憂鬱は眠らない

作詞 大黒摩季 作曲 織田哲郎
解説 大黒摩季さんが作詞を担当して、作曲を担当した織田哲郎氏とともにデュエットした一曲。摩季さんが作詞して、織田氏が作曲した曲にはC/W曲の「とりあえず Drive My Car」、摩季ソングには「チョット」等があり、WINKの「咲き誇れ愛しさよ」があるが、いつかは摩季さんにも歌って欲しい(笑)。
 タイトル・歌詞ともに「憂鬱」と書いて「じょうねつ」と発音しているが、これは「憂鬱」の中にこそ次なる喜び・希望の始まりがあるとする主旨故にその様に発音していることがサビの「この世の憂いを笑い 新しい夢に火を点けようぜ」からもうかがえ、タイトルを「憂鬱は眠らない」としていることにも納得がいく。「眠らない」というより眠らせてはならない、という決意の表れなのだろう。

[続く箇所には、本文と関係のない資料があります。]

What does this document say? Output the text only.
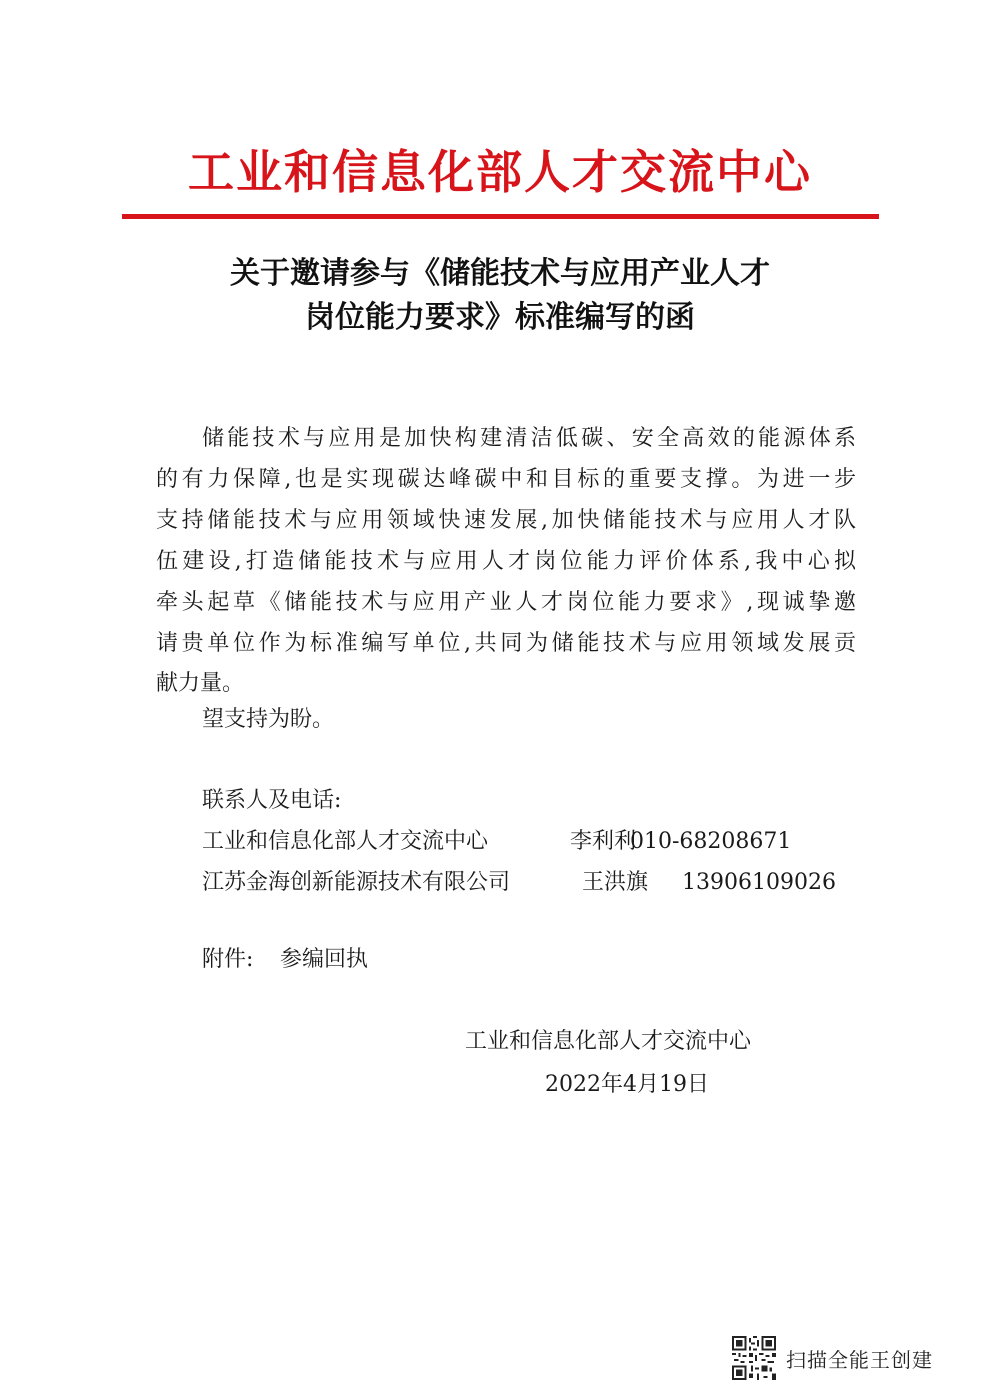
工业和信息化部人才交流中心
关于邀请参与《储能技术与应用产业人才
岗位能力要求》标准编写的函
储能技术与应用是加快构建清洁低碳、安全高效的能源体系
的有力保障,也是实现碳达峰碳中和目标的重要支撑。为进一步
支持储能技术与应用领域快速发展,加快储能技术与应用人才队
伍建设,打造储能技术与应用人才岗位能力评价体系,我中心拟
牵头起草《储能技术与应用产业人才岗位能力要求》,现诚挚邀
请贵单位作为标准编写单位,共同为储能技术与应用领域发展贡
献力量。
望支持为盼。
联系人及电话:
工业和信息化部人才交流中心	李利利010-68208671
江苏金海创新能源技术有限公司	王洪旗 13906109026
附件: 参编回执
工业和信息化部人才交流中心
2022年4月19日
扫描全能王创建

   人間は概して若き日に自らの能力に絶大の自信を持ち、人生を僅かしか消化してない故に夢を抱く。だが何の失敗も苦難もない順風満帆人生は極めて稀で、誰しもがどこかで一度ならず壁にぶち当たり、自らの至らなさ、力の及ばなさを思い知らされる。それを端的に表している歌詞が「俺の影なんて 踏まれもせずに消えてく」と言えるだろう。
 それに並行して「正直に生きる悪者に なれずにいた小心者」と打ちのめされて「憂鬱」の中で過去及び未来とどう向き合うかが、この歌の骨子なのだが、それが最も集約されている歌詞としてダンエモンは「やりたいことの現実に叩きのめされて 安らぎ選んだ過去(じぶん)と戦ってる 幸せだった思い出まで 悔やみたくないから… SHE GOT A SOUL」を取り上げたい。
 歌謡曲に限らず、常々「悔やみたくない」−後悔したくない、とは多くの人々が考えているだろう。だが、酷な事を言えば人間は過去を悔やむからこそ後悔したくない、という台詞を必要としている(本当に悔やんでいなければ、後悔したくないという台詞は生まれない)。だが大切なのを過去より未来、だからこそ過去を悔やまないものにするために今及び未来の努力がある。
 故に過去を全面否定しない「幸せだった思い出まで 悔やみたくないから…」とその後に続く「どんな夜にも朝はやってくるのさ やり直せない人生なんてどこにもない」という歌詞の流れが秀逸である。
 「憂鬱」なんて言葉が好きだという人は皆無に近いだろう。まして鬱症に悩む声が多い昨今、母も妹の彼氏も「鬱」に悩み、借金と無茶な業務責任に打ちのめされた過去(結局借金は家族の助けを借りて完済、業務責任からは逃亡した)から「鬱」に陥りかけた過去を持ち、そんな過去を未だに思い出しては悶絶するダンエモンは「憂鬱」なんて字は見たくもない!そしてだからこそ敢えて「憂鬱」「じょうねつ」と詠むこの歌の持つ意義を重んじる未来を築きたく思うのである。